Dr. Jorge Seminario, professor and holder of the Lanatter & Herbert Fox Professorship in chemical engineering, and Dr. Partha Mukherjee, assistant professor and Morris E. Foster Faculty Fellow II in the Department of Mechanical Engineering, serve as co-principal investigators on the project.
The funding for the project, “Understanding and Strategies for Controlled Interfacial Phenomena in Lithium-Ion Batteries and Beyond,” is part of a $57 million DOE investment in 35 projects aimed at reducing the cost of, and improving the efficiency of plug-in electric, alternative fuel and conventional vehicles.
Specifically, most of the 35 projects are in support of the DOE EV Everywhere initiative that seeks to make plug-in electric vehicles as efficient and affordable as gasoline powered vehicles by 2020. The 35 projects fall into one of 11 different areas of interest for the VTO.
Balbuena’s team will conduct research that falls under Advanced Battery Materials Modeling. This will be a key area if the DOE is to reach the goals of EV Everywhere. As the industry stands today, the largest limiting factors in the adoption of plug-in electric vehicles (EVs) is the cost and efficiency of the battery. There have been significant advances in lowering the cost and increasing the efficiency of EV batteries, but there is still a gap between the EV Everywhere goals and current technological capabilities.
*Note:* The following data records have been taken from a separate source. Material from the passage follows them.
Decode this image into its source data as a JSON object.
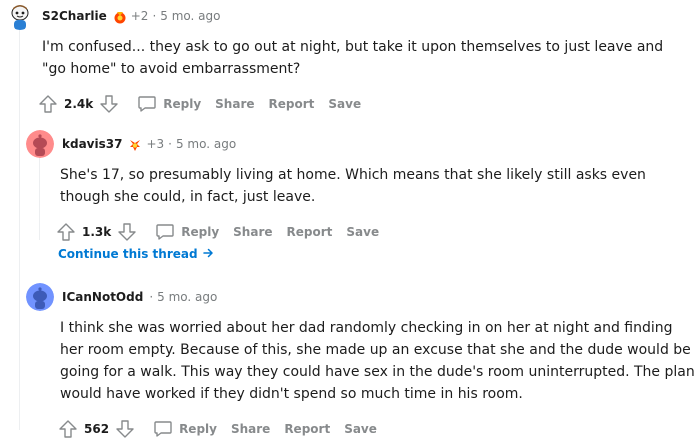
{
  "comments": [
    {
      "username": "S2Charlie",
      "award_count": "+2",
      "separator": "·",
      "time": "5 mo. ago",
      "body": "I'm confused... they ask to go out at night, but take it upon themselves to just leave and \"go home\" to avoid embarrassment?",
      "votes": "2.4k",
      "avatar_color": "#dae0e6"
    },
    {
      "username": "kdavis37",
      "award_count": "+3",
      "separator": "·",
      "time": "5 mo. ago",
      "body": "She's 17, so presumably living at home. Which means that she likely still asks even though she could, in fact, just leave.",
      "votes": "1.3k",
      "avatar_color": "#ff8b8b"
    },
    {
      "username": "ICanNotOdd",
      "separator": "·",
      "time": "5 mo. ago",
      "body": "I think she was worried about her dad randomly checking in on her at night and finding her room empty. Because of this, she made up an excuse that she and the dude would be going for a walk. This way they could have sex in the dude's room uninterrupted. The plan would have worked if they didn't spend so much time in his room.",
      "votes": "562",
      "avatar_color": "#7193ff"
    }
  ],
  "actions": {
    "reply": "Reply",
    "share": "Share",
    "report": "Report",
    "save": "Save"
  },
  "continue_thread": "Continue this thread",
  "icons": {
    "upvote": "upvote-arrow-icon",
    "downvote": "downvote-arrow-icon",
    "reply": "speech-bubble-icon",
    "continue": "arrow-right-icon"
  },
  "colors": {
    "link": "#0079d3",
    "meta": "#787c7e",
    "action": "#878a8c"
  }
}
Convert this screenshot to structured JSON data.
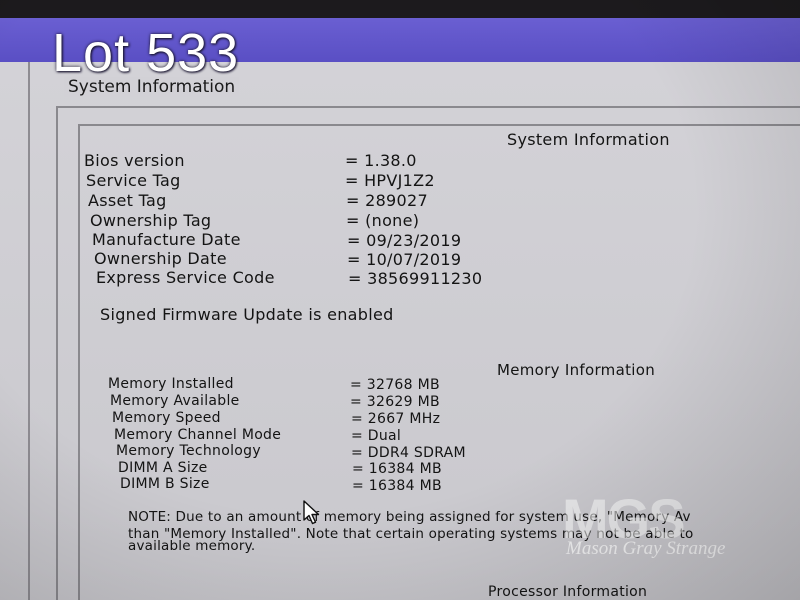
{
  "overlay": {
    "lot_label": "Lot 533",
    "watermark_logo": "MGS",
    "watermark_name": "Mason Gray Strange"
  },
  "panel": {
    "legend": "System Information"
  },
  "system_info": {
    "heading": "System Information",
    "rows": [
      {
        "label": "Bios version",
        "value": "= 1.38.0"
      },
      {
        "label": "Service Tag",
        "value": "= HPVJ1Z2"
      },
      {
        "label": "Asset Tag",
        "value": "= 289027"
      },
      {
        "label": "Ownership Tag",
        "value": "= (none)"
      },
      {
        "label": "Manufacture Date",
        "value": "= 09/23/2019"
      },
      {
        "label": "Ownership Date",
        "value": "= 10/07/2019"
      },
      {
        "label": "Express Service Code",
        "value": "= 38569911230"
      }
    ],
    "firmware_status": "Signed Firmware Update is enabled"
  },
  "memory_info": {
    "heading": "Memory Information",
    "rows": [
      {
        "label": "Memory Installed",
        "value": "= 32768 MB"
      },
      {
        "label": "Memory Available",
        "value": "= 32629 MB"
      },
      {
        "label": "Memory Speed",
        "value": "= 2667 MHz"
      },
      {
        "label": "Memory Channel Mode",
        "value": "= Dual"
      },
      {
        "label": "Memory Technology",
        "value": "= DDR4 SDRAM"
      },
      {
        "label": "DIMM A Size",
        "value": "= 16384 MB"
      },
      {
        "label": "DIMM B Size",
        "value": "= 16384 MB"
      }
    ],
    "note_lines": [
      "NOTE: Due to an amount of memory being assigned for system use, \"Memory Av",
      "than \"Memory Installed\". Note that certain operating systems may not be able to",
      "available memory."
    ]
  },
  "processor_info": {
    "heading": "Processor Information"
  },
  "icons": {
    "cursor": "mouse-pointer-icon"
  }
}
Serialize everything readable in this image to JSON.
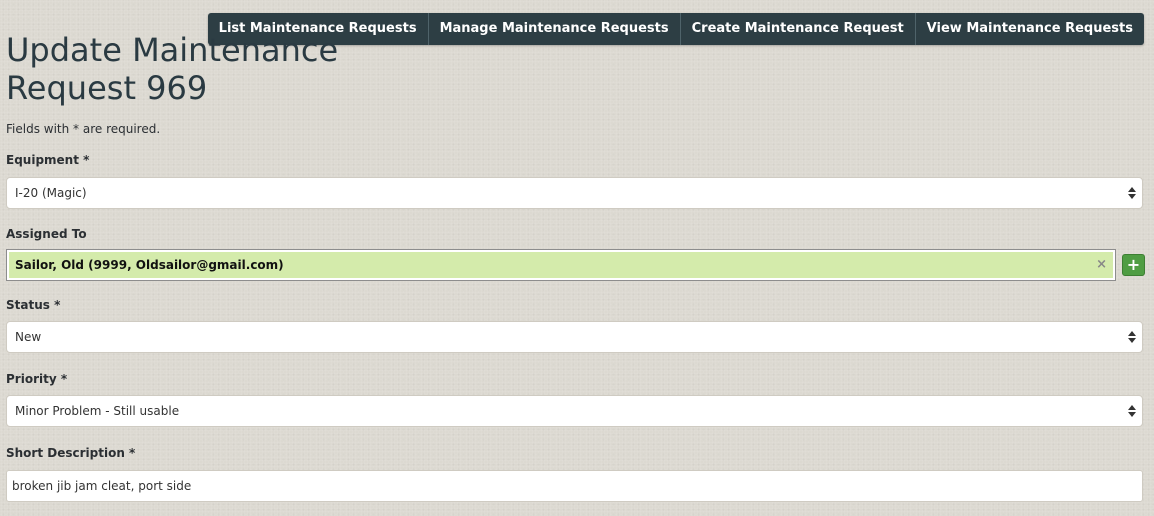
{
  "nav": {
    "items": [
      "List Maintenance Requests",
      "Manage Maintenance Requests",
      "Create Maintenance Request",
      "View Maintenance Requests"
    ]
  },
  "page": {
    "title": "Update Maintenance Request 969",
    "required_note": "Fields with * are required."
  },
  "form": {
    "equipment": {
      "label": "Equipment *",
      "value": "I-20 (Magic)",
      "icon": "select-arrows-icon"
    },
    "assigned_to": {
      "label": "Assigned To",
      "value": "Sailor, Old (9999, Oldsailor@gmail.com)",
      "clear_glyph": "×",
      "add_glyph": "+"
    },
    "status": {
      "label": "Status *",
      "value": "New",
      "icon": "select-arrows-icon"
    },
    "priority": {
      "label": "Priority *",
      "value": "Minor Problem - Still usable",
      "icon": "select-arrows-icon"
    },
    "short_description": {
      "label": "Short Description *",
      "value": "broken jib jam cleat, port side"
    }
  },
  "colors": {
    "nav_bg": "#2d3e44",
    "assigned_chip_bg": "#d4ebab",
    "add_button_bg": "#4f9d43",
    "page_bg": "#dcd9d1"
  }
}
The current research, which is part of the DOE Battery Materials Research program, focuses on the elucidation of reactions at the interface of the negative electrode (anode) and the electrolyte solution. In particular, the team will explore multiple issues arising from the extreme reactivity of lithium metal including formation of dendrites that eventually short circuit the battery. These dendrites are microscopic fibers of lithium which sprout from the electrode and continue to grow throughout the life of the battery.
In addition, the project will consider silicon as an alternative anode material. Silicon has great promise because of its capacity to store Li ions at a rate and order of magnitude higher than that of the currently used carbon anodes. Rather than simply holding onto lithium ions, silicon atoms combine with lithium ions, creating an alloy, which alters the structure of the anode. This property allows silicon roughly 10-times the storage capacity of graphite. However, this property also presents the biggest challenge — the lithium insertion causes the silicon crystal to expand up to three-times in volume
The swelling of the silicon nanoparticles or of nanowires swelling during lithiation, can eventually pulverize the nanostructures. Mechanical fracturing is also affected by interfacial reactions that take place because the electrolyte is electrochemically unstable and decomposes, forming a film called the “solid-electrolyte interphase” or SEI. The properties of this SEI film are a key factor for the successful operation of a battery, with either lithium or silicon anodes.
To date, researchers have yet to find the perfect electrolyte balance to form a SEI layer that is both flexible and stable enough to withstand the repeated expansion and contraction cycles of the silicon anode and the dendrite formation on the lithium metal electrode. This is exactly the problem that Balbuena and her team will be taking on with this grant. With the team’s great experience in modeling at all scales —from the atomistic to the continuum — it expects to deliver major understanding and solutions for efficient EV batteries.